By Saturday morning, however, that depression had turned to fear as it was confirmed that ISIS was behind the barbaric assault that left over 120 dead and hundreds injured. The fear, of course, is that there will be a backlash against Muslims in America for ISIS’s actions. No doubt we would see online hate against Muslims—that’s there regardless of the news of the day.
The question is how else would the backlash manifest? Would we see hate crimes spike? More discrimination against Muslim Americans at the workplace? Will our government engage in wholesale spying on Muslim Americans, depriving us of our civil liberties simply because of our faith?
And worse, would ISIS’s dream of driving a wedge between Muslims and our fellow Americans come true? Even a national security expert on Fox News Saturday noted that ISIS’s operatives were expressing their hope on social media that some in the West would respond to the Paris attack by demonizing or even attacking Muslims living in Western countries because that would help ISIS’s recruitment efforts.
My emotions soon moved from fear to anger. Anger at ISIS for once again killing people in the name of my religion. For again perverting what Islam is for their own political agenda. And I’m far from alone in this feeling. The outrage and disgust by the Muslim community toward ISIS is palpable.
Several well-known American Muslims were on my SiriusXM radio show Saturday morning, including Al Jazeera America’s Wajahat Ali and CAIR’s Hassan Shibly and James Sues, and our emotional states were identical. And other Muslim American leaders I know expressed outrage in text messages and emails, with one well known female Muslim leader calling ISIS “motherfuckers.”
The response of Muslim American organizations in condemning the Paris attack has been swift. We have learned from the past that any delay will be seen by some (and used by others) to say that Muslims are cool with the bloodshed. For example, on Saturday morning leaders of the U.S. Council of Muslim Organizations, which consists of many of the leading national Muslim American organizations, held a press conference in Washington, D.C., to do more than just condemn the Paris attack; they lashed out at ISIS.

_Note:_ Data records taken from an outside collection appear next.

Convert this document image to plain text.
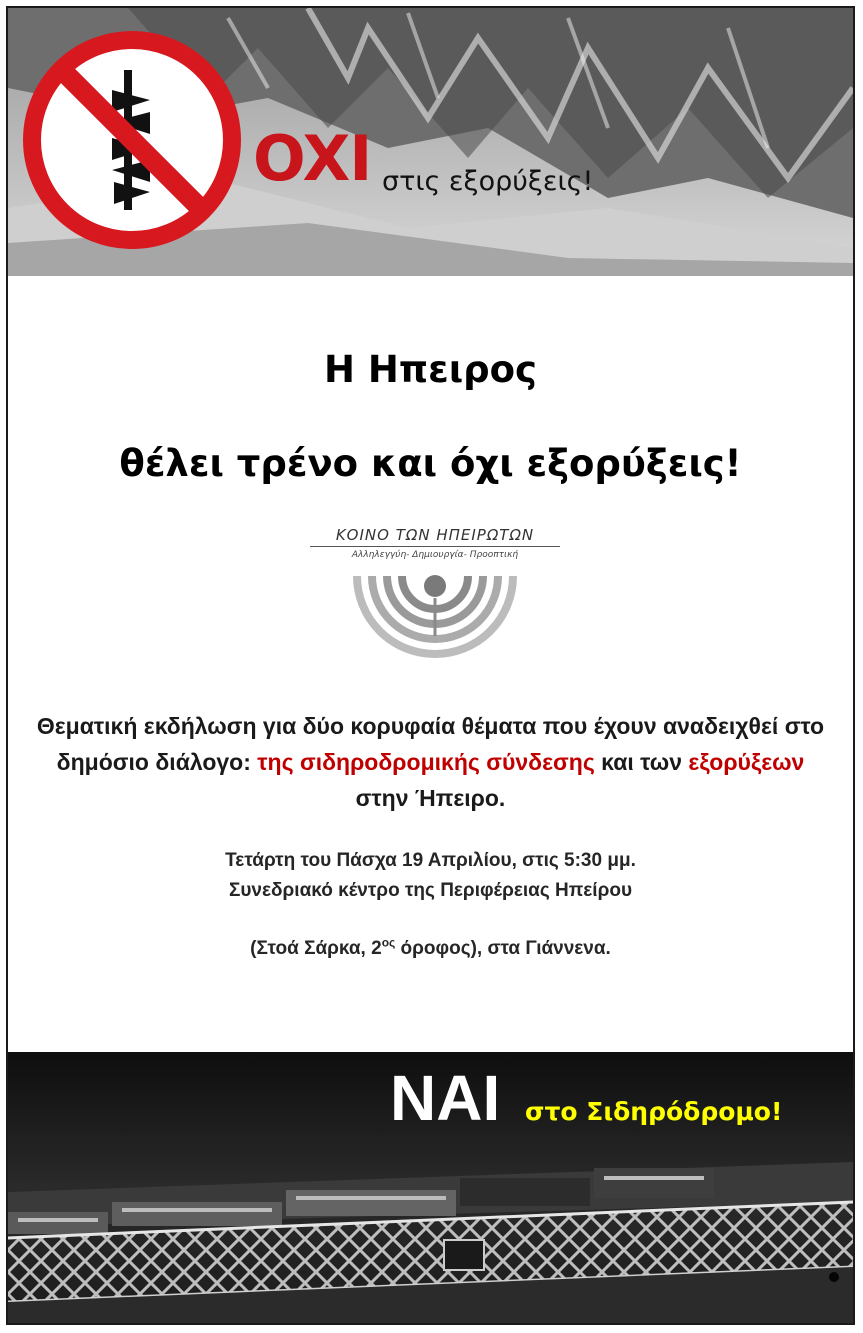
OXI στις εξορύξεις!
Η Ηπειρος
θέλει τρένο και όχι εξορύξεις!
ΚΟΙΝΟ ΤΩΝ ΗΠΕΙΡΩΤΩΝ
Αλληλεγγύη- Δημιουργία- Προοπτική
Θεματική εκδήλωση για δύο κορυφαία θέματα που έχουν αναδειχθεί στο δημόσιο διάλογο: της σιδηροδρομικής σύνδεσης και των εξορύξεων στην Ήπειρο.
Τετάρτη του Πάσχα 19 Απριλίου, στις 5:30 μμ.
Συνεδριακό κέντρο της Περιφέρειας Ηπείρου
(Στοά Σάρκα, $2^{o\varsigma}$ όροφος), στα Γιάννενα.
NAI στο Σιδηρόδρομο!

“We are revolted by this heinous attack on civilians,” declared Nihad Awad, the executive director of CAIR. Awad added that ISIS is “neither Islamic nor a state,” calling for a “swift and methodical” response to ISIS.
My Facebook feed is filled with condemnations and anger toward ISIS from Muslim friends around the world. And Muslim Americans have organized interfaith rallies and prayer vigils to stand with the people of Paris against ISIS in places from New York to Oklahoma to Los Angeles.
Internationally we have also seen Muslim leaders unequivocally denounce the ISIS attack, from the King of Jordan to leaders of the Gulf States. Even prominent Saudi scholars have condemned the Paris attack in sharp tones, calling for a “concerted effort” and a “unified moral stance” to defeat ISIS.
Of course, some will still say they don’t hear these condemnations. I don’t doubt those people. The mainstream media is about ratings, meaning that bloodshed will be covered 24/7 while denunciations by Muslims will get little to no press.
We can debate whether ISIS’s actions in Paris were inspired by a perverted view of Islam or was simply an act of revenge by ISIS against France for being the most commited European country in the military fight versus ISIS in Syria. But in the last two weeks, ISIS downed a Russian passenger jet liner as revenge for Russia’s attacks on ISIS and the Beirut bombing was to punish Hezbollah for fighting them in Syria. Paris looks less about religion and more like a counterattack by ISIS hitting its enemies where it can, as NBC’s counterterrorism expert Laith Alkhouri explained on my radio show Saturday and as other experts have echoed.
But what must be clear to all is that we can’t allow ISIS to achieve its goal of framing this as a fight pitting Islam against the West. It’s not. It’s all of us versus ISIS.